“P(misalignment x-risk|AGI)”: Conditional on AGI being developed by 2070, humanity will go extinct or drastically curtail its future potential due to loss of control of AGI.
I’m guessing this definition is meant to separate misalignment from misuse, but I’m curious whether you are including either/both of these 2 cases as misalignment x-risk:
AGI is deployed and we get locked into a great outcome by today’s standards, but we get a world with <=1% of the value of “humanity’s potential”. So we sort of have an existential catastrophe, without a discrete catastrophic event.
The AGI is aligned with someone’s values, and we still get a future with 0-negative value but this is due to a “mistake” e.g. the person’s values didn’t give any weight to animal suffering and this got locked in.
(See also this post which brings up a similar question)

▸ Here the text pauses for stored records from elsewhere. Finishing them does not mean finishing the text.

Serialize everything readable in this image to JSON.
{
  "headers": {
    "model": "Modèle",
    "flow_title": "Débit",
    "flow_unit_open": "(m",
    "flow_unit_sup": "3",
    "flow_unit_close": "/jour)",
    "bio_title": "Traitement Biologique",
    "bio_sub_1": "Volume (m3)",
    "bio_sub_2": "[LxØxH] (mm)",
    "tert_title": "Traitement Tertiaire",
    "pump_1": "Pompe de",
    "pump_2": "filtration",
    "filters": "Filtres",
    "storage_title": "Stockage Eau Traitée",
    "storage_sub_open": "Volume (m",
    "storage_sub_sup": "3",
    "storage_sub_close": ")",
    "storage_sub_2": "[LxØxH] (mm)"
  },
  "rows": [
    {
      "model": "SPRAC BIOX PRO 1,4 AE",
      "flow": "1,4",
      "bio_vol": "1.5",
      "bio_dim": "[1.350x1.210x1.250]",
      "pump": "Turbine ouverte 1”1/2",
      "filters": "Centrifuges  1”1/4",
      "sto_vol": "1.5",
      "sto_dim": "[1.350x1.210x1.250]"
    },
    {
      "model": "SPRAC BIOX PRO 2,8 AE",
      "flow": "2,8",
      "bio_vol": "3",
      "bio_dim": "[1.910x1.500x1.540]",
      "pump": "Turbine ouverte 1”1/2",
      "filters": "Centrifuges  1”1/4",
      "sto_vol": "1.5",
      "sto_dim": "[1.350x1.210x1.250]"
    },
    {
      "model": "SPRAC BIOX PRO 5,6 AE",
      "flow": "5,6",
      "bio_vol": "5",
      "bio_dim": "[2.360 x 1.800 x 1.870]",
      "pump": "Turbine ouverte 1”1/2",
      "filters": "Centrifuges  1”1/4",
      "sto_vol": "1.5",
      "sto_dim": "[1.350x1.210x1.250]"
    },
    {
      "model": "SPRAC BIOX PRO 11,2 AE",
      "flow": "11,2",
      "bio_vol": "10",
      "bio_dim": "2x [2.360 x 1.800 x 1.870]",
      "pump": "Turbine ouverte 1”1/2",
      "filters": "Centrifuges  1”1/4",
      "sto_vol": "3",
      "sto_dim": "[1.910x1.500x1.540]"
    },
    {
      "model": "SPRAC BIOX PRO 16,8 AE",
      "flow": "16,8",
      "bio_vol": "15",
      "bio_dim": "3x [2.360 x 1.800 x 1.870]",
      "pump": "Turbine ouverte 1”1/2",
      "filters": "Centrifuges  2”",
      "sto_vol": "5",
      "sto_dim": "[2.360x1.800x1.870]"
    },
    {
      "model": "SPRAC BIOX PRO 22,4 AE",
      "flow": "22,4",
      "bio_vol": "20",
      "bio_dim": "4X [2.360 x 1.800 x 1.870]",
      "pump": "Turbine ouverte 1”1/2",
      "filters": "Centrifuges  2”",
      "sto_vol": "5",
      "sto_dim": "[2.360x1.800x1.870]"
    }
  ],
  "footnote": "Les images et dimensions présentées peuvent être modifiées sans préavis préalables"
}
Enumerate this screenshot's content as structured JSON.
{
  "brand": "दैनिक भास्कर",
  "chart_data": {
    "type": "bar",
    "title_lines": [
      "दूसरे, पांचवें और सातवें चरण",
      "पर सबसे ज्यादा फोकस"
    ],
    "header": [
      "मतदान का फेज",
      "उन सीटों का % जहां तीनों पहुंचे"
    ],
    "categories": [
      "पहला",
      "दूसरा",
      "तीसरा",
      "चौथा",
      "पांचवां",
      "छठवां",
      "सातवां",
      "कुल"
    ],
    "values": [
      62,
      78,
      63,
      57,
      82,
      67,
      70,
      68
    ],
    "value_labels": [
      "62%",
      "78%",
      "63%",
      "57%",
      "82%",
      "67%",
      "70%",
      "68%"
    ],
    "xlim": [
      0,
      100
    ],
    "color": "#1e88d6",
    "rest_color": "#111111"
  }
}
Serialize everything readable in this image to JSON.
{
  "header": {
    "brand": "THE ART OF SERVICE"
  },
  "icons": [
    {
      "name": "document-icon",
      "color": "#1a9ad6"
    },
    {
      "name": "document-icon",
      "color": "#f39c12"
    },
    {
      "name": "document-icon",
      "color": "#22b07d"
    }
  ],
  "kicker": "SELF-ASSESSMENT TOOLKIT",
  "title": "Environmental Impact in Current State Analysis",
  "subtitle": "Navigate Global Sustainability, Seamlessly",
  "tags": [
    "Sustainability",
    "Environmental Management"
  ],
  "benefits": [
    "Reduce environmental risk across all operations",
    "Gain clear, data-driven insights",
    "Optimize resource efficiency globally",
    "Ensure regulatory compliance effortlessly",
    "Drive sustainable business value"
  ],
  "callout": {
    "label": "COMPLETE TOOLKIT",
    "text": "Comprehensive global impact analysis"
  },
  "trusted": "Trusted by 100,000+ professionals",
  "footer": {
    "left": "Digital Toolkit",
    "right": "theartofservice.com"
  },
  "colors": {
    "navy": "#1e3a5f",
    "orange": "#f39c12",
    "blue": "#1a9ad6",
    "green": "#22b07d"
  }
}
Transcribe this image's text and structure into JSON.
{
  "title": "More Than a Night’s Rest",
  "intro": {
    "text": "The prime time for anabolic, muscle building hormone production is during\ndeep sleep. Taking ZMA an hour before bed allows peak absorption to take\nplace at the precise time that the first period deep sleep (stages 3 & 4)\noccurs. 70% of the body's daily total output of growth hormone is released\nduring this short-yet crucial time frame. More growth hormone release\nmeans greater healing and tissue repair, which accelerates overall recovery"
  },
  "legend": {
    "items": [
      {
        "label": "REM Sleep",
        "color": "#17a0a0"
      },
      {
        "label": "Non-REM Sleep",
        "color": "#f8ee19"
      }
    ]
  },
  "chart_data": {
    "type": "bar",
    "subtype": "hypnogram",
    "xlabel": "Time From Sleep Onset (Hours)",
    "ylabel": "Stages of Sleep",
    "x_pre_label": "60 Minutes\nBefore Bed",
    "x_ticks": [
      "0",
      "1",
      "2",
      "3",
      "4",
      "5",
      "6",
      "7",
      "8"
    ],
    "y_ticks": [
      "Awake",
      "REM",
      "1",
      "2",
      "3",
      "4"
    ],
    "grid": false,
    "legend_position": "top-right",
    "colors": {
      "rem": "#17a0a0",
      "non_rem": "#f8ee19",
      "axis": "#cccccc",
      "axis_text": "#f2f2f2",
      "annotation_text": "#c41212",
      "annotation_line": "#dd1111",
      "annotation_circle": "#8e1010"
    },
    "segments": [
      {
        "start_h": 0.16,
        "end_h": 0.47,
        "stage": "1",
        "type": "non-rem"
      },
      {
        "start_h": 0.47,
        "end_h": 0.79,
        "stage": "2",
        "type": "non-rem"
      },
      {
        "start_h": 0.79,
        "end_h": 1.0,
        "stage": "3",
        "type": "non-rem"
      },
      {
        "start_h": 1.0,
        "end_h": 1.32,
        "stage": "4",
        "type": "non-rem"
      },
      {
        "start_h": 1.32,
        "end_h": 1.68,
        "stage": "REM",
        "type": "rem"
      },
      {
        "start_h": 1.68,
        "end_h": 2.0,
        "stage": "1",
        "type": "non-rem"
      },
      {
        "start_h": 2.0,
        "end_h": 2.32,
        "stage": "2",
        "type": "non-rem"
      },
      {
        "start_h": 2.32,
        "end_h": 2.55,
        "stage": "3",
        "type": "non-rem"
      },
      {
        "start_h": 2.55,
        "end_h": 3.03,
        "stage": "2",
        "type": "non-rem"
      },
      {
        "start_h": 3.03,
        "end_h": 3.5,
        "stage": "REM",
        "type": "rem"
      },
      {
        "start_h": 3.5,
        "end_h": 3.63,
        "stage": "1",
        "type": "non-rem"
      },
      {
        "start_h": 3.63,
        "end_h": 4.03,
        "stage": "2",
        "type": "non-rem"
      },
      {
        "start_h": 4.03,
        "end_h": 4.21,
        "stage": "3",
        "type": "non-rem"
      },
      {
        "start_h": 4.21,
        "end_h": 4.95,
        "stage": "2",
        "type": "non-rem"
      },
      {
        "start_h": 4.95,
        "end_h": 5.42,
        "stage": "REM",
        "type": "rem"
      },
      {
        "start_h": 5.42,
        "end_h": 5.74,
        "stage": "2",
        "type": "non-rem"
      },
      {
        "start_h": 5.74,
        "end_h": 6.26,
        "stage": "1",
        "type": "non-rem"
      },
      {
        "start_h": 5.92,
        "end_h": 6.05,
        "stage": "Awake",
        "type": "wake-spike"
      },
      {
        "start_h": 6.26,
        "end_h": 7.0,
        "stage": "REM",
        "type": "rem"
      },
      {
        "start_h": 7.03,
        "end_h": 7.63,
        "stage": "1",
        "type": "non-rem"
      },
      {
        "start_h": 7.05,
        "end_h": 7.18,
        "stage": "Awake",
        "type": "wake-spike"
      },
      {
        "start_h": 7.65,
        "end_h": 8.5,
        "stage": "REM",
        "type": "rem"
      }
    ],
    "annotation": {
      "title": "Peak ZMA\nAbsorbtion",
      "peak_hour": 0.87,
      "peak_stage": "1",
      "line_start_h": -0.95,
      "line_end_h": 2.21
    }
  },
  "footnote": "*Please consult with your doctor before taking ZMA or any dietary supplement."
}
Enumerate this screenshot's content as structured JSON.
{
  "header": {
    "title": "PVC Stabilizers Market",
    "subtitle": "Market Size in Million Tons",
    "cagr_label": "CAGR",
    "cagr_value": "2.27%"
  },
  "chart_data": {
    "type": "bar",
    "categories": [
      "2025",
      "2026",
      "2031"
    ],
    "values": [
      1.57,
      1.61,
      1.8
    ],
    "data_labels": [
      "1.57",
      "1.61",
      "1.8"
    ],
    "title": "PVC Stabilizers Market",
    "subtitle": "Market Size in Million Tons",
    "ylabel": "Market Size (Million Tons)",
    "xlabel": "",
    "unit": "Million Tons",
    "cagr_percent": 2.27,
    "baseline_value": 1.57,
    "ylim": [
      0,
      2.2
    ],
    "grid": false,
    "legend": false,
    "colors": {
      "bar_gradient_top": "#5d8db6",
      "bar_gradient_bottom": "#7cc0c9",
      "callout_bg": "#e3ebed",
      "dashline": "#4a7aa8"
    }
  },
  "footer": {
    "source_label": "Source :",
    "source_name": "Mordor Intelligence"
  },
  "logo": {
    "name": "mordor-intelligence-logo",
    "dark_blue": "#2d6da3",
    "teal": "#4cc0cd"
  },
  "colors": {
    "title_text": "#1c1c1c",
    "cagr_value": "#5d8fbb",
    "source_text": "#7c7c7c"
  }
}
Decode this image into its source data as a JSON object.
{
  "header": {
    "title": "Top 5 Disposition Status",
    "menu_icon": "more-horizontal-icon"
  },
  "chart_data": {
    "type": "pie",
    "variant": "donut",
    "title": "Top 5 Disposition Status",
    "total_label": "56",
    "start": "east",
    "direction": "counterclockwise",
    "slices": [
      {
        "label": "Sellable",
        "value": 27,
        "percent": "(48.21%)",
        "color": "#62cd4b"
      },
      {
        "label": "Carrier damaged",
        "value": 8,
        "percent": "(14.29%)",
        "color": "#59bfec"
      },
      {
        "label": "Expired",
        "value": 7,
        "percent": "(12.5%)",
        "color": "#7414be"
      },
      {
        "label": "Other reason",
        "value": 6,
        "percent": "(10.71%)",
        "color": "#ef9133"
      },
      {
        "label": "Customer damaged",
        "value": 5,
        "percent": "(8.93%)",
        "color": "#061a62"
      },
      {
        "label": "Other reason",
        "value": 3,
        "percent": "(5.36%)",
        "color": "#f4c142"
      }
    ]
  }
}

I’m guessing this definition is meant to separate misalignment from misuse, but I’m curious whether you are including either/both of these 2 cases as misalignment x-risk:
AGI is deployed and we get locked into a great outcome by today’s standards, but we get a world with <=1% of the value of “humanity’s potential”. So we sort of have an existential catastrophe, without a discrete catastrophic event.
The AGI is aligned with someone’s values, and we still get a future with 0-negative value but this is due to a “mistake” e.g. the person’s values didn’t give any weight to animal suffering and this got locked in.
(See also this post which brings up a similar question)
1 - counts for purposes of this question
2 - doesn’t count for purposes of this question (but would be a really big deal!)